A Ericsson inaugura em Indaiatuba, SP, o 5G Open Innovation Center, ambiente de inovação aberto impulsionado pela atuação já consolidada da companhia em P&D&I - Pesquisas, Desenvolvimento e Inovação com desenvolvimento tecnológico de ponta e ecossistema colaborativo sólido.

Segundo Karam Takieddine, head de inovação da Ericsson para o Cone Sul da América Latina, o objetivo é fomentar a colaboração de empresas, universidades e startups para a criação de ecossistemas de referência, além de ser uma ferramenta de desenvolvimento de negócios para permitir casos de uso mais avançados e monetização para empresas, setor público e consumidores alimentados pela plataforma de inovação 5G.

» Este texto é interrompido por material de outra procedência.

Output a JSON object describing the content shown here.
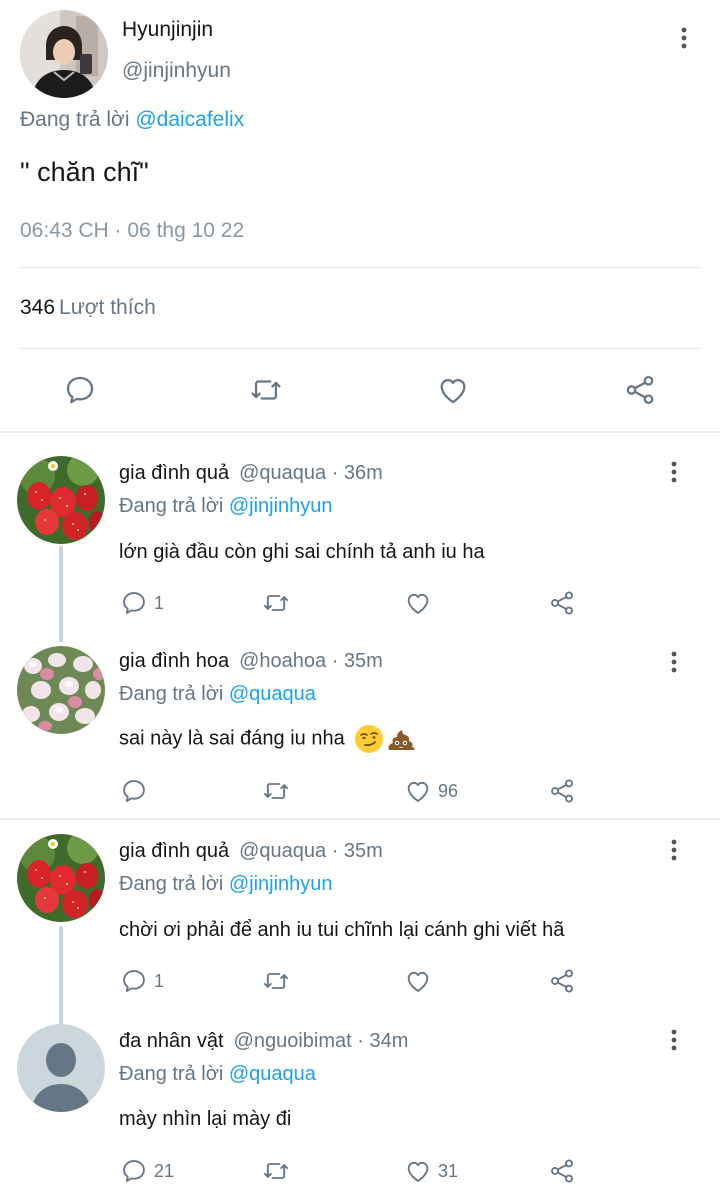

“Nossa ideia é proporcionar um ambiente aberto para ampliar a cooperação entre parceiros tecnológicos, industriais e integradores para desenvolvermos novos casos de uso da tecnologia a partir da infraestrutura 5G disponível no laboratório”, diz Takieddine.

Hoje, a Ericsson tem parceria com seis centros acadêmicos brasileiros: UFC - Universidade Federal do Ceará, UFPA - Universidade Federal do Pará, UFPE - Universidade Federal de Pernambuco, Unicamp - Universidade Estadual de Campinas, UFCG - Universidade Federal de Campina Grande e USP - Universidade de São Paulo. A empresa também mantém convênios com quatro institutos de ciência e tecnologia: Inatel, Venturus, FACENS e FITec.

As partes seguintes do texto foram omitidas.